Why go to such lengths to prove a widely accepted, nearly 100-year-old theory?

Because science matters, and there’s a lot riding on the story of the Xerces.

The Xerces blue, despite its diminutive size, is a giant within the conservation movement, cited as the first case of an insect extinction that can be attributed to urban development.

The butterfly flourished along a patch of sand dunes in the San Francisco Bay area, near the Presidio and what’s now Golden Gate National Recreation Area. As the city grew, the habitat of the Xerces blue was dramatically altered — new foliage introduced in some sections, pavement poured in others — and the butterfly vanished.   

In 1971, lepidopterist Robert Michael Pyle founded the Xerces Society, devoted to invertebrate conservation, with the blue butterfly as both its inspiration and literal poster child. 

“If we’d found that the Xerces blue wasn’t really an extinct species, it could potentially undermine conservation efforts,” said Moreau. “It’s really terrible that we drove something to extinction, but at the same time what we’re saying is, OK, everything we thought does in fact align with the DNA evidence.”

While the Field team used advances in DNA technology to settle the question over Xerces blue’s extinction, another team of scientists on the West Coast is attempting to resurrect the butterfly.

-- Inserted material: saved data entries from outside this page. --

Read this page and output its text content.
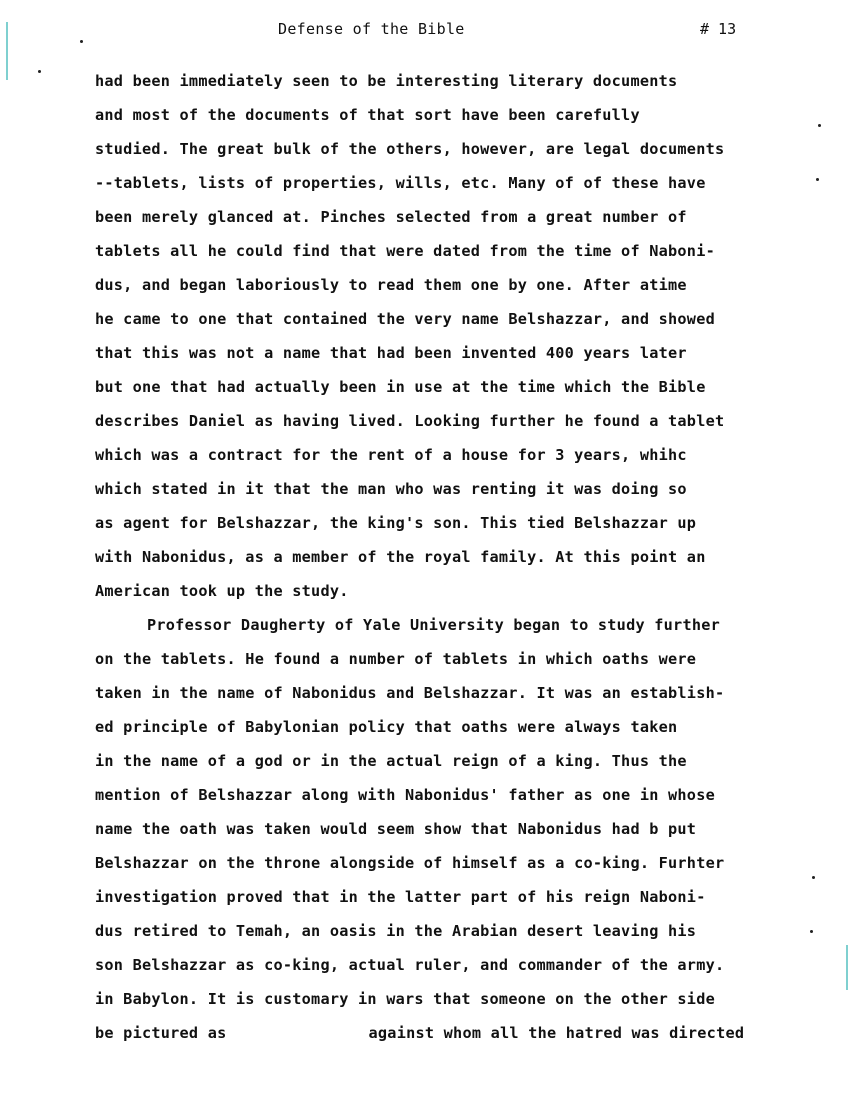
Defense of the Bible	# 13
had been immediately seen to be interesting literary documents
and most of the documents of that sort have been carefully
studied. The great bulk of the others, however, are legal documents
--tablets, lists of properties, wills, etc. Many of of these have
been merely glanced at. Pinches selected from a great number of
tablets all he could find that were dated from the time of Naboni-
dus, and began laboriously to read them one by one. After atime
he came to one that contained the very name Belshazzar, and showed
that this was not a name that had been invented 400 years later
but one that had actually been in use at the time which the Bible
describes Daniel as having lived. Looking further he found a tablet
which was a contract for the rent of a house for 3 years, whihc
which stated in it that the man who was renting it was doing so
as agent for Belshazzar, the king's son. This tied Belshazzar up
with Nabonidus, as a member of the royal family. At this point an
American took up the study.
Professor Daugherty of Yale University began to study further
on the tablets. He found a number of tablets in which oaths were
taken in the name of Nabonidus and Belshazzar. It was an establish-
ed principle of Babylonian policy that oaths were always taken
in the name of a god or in the actual reign of a king. Thus the
mention of Belshazzar along with Nabonidus' father as one in whose
name the oath was taken would seem show that Nabonidus had b put
Belshazzar on the throne alongside of himself as a co-king. Furhter
investigation proved that in the latter part of his reign Naboni-
dus retired to Temah, an oasis in the Arabian desert leaving his
son Belshazzar as co-king, actual ruler, and commander of the army.
in Babylon. It is customary in wars that someone on the other side
be pictured as	against whom all the hatred was directed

In recent decades, the Presidio Trust has restored a portion of the Xerces’ native habitat, leading Pyle to speculate about how a butterfly genetically similar to the Xerces might “re-evolve” if it were set loose upon the restored landscape. This “relocation” model, which has succeeded elsewhere, is one way of pulling a low-key “Jurassic Park.” Genetic editing is another option.

The Field team addressed the possibility in their paper.

“Before we start putting a lot of effort into resurrection, let’s put that effort into protecting what’s there and learn from our past mistakes,” Grewe said.